Il me considéra un instant, puis me dit : Où voulez-vous en venir, Monsieur Duval ?

« Je veux en venir à ceci, c’est que c’est pas “chréquien” de vouloir persuader à un homme pour lequel on devrait avoir une certaine considération d’aller au mois d’août sur la terre de l’Égypte qui se trouve, comme vous le savez, en Afrique, comme je me le suis laissé dire.

« Mais, Monsieur, me dit un « p’tit Françâ » qui avait une lunette dans un œil et qui s’était approché, effectivement que l’Égypte est située en Afrique, mais dans le nord de ce continent.

« Y serait même situé dans le Nord-Ouest, que je lui réponds, que c’est pas un climat qui doit être considéré par un Canayen qui a femme et enfants et qui prend soin de sa santé aussi bien pour le chaud que pour le froid.

« Alors, s’écria le « Françâ », tous ici nous vous prenions pour un héros intrépide prêt à affronter les climats les plus sévères sans la moindre hésitation, et vous semblez avoir peur d’affronter les rigueurs de l’Afrique et comme le grand Napoléon dont vous ne faites que parler, vous, Monsieur Philias Duval, qui faites dans la pierre, hésiteriez-vous à vous faire, comme il le fit, contempler par les Pyramides ?

« Monsieur, lui dis-je suffocant, s’il y a quelqu’un ici qui a peur, ce n’est certainement pas moi.

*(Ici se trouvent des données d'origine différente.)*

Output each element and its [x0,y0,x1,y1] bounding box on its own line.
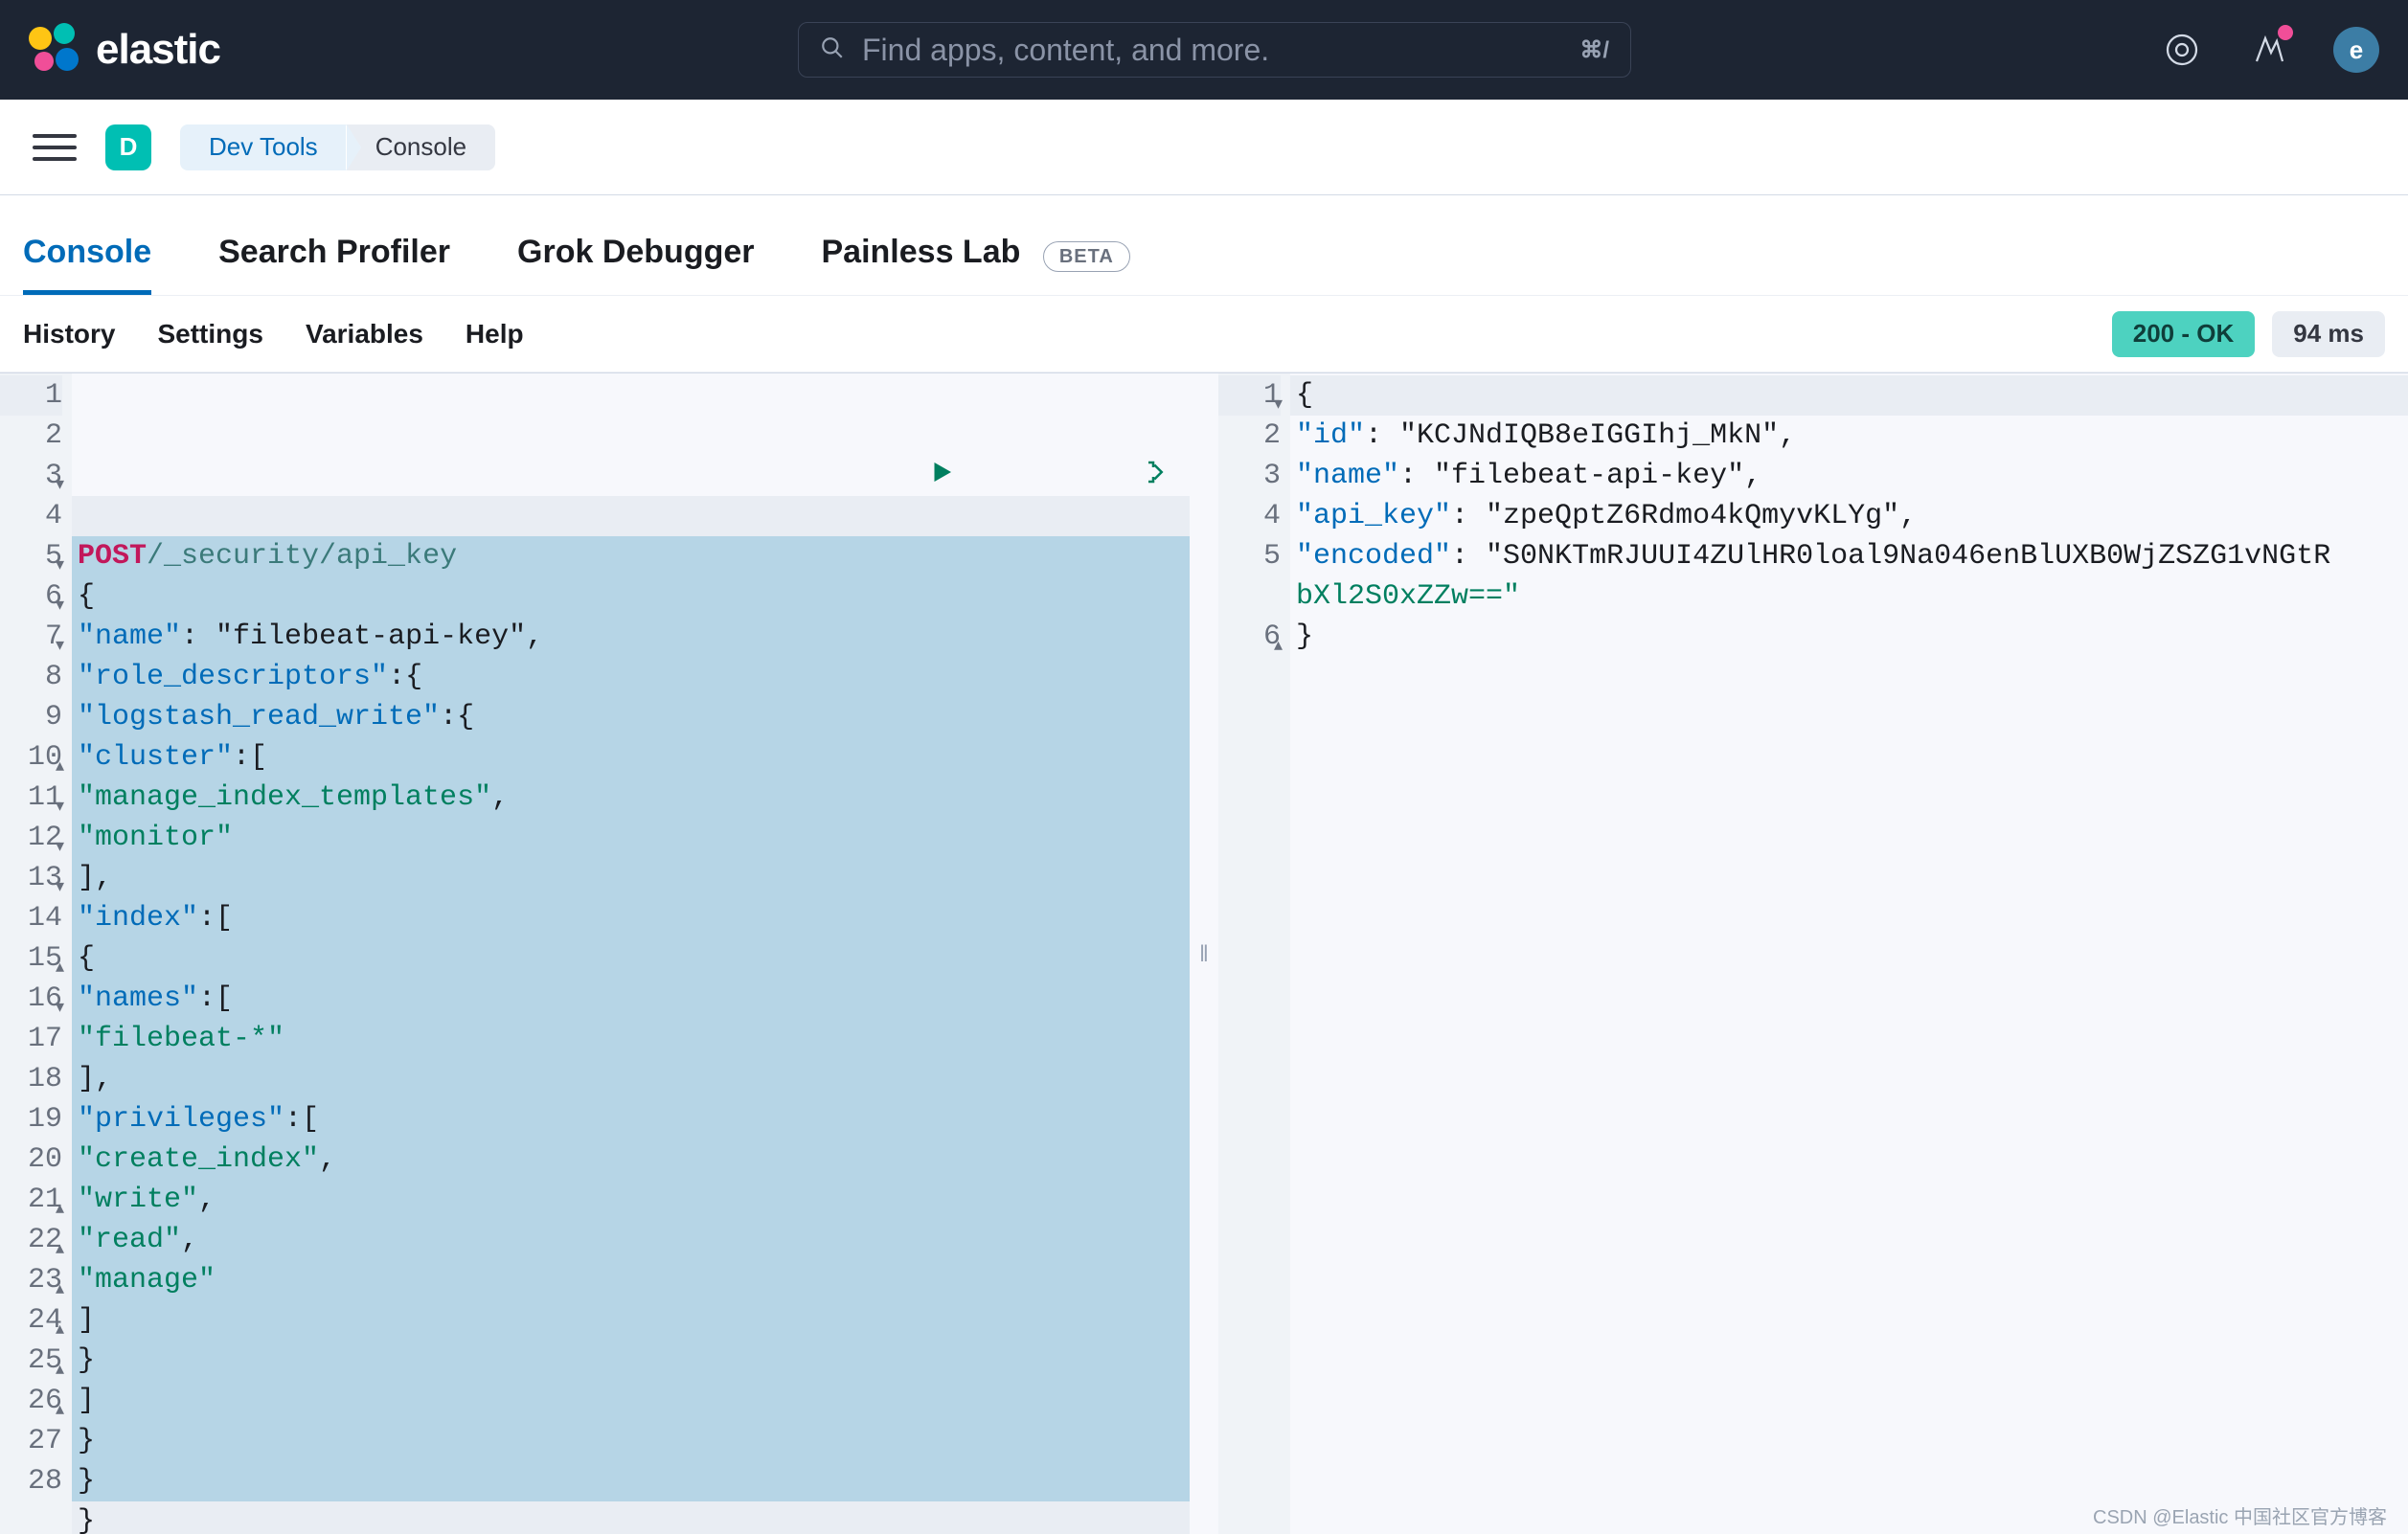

Alors… s’écria le « Françâ… »

« Monsieur, dis-je, je…

« Il n’y a pas de « je », fit le Français en me tendant une carte de visite. Voici ma carte, vous devez savoir ce que cela veut dire, et si vous ne le savez pas demandez-le à vos témoins.

« Abasourdi, je me tournais vers le docteur Brindavoine qui me dit :

« Vous vous êtes mis là une belle chose sur les bras !

« Quoique je me suis mis ? lui dis-je de plus en plus étonné.

« Vous lui avez dit, ou du moins vous avez insinué qu’il était un peureux, un poltron si vous préférez.

« Moi ! m’écriais-je, mais je ne lui ai rien dit du tout.

« Nous en sommes témoins, firent les autres comme un seul homme.

« Vous devez accepter et vous battre, dit Brindavoine, ou il en sera de la réputation de l’estimable corporation de ceux qui comme vous font dans la pierre.

« Je ne répondis pas, me dit Duval, je restais digne et je sortis gravement au milieu du silence général. Ce matin je viens vous trouver et vous demander conseil.

« Monsieur Duval, lui dis-je vous me placez en face d’un problème peut-être plus difficile que vous ne le pensez vous-même. D’abord, connaissez-vous l’adresse de votre adversaire ?

« Voici sa carte, dit Duval en me présentant un bristol d’une propreté douteuse.

« Je pus lire : Vicomte Raoul de Sérac, maître d’armes breveté, 55 rue du Dragon.

« Diable, lui dis-je, après avoir lu, vous me semblez un homme bien malade.

« Vous croyez ? me dit Philias Duval d’un air inquiet.

« Allons, mon pauvre ami, je vais arranger, du moins je vais essayer de régler à l’amiable toute cette affaire. Donnez-moi l’adresse du docteur Brindavoine et je cours chez lui prendre des renseignements.

« Philias Duval étant parti, je terminais ma toilette et me rendis rue Monsieur le Prince où restait le docteur Brindavoine.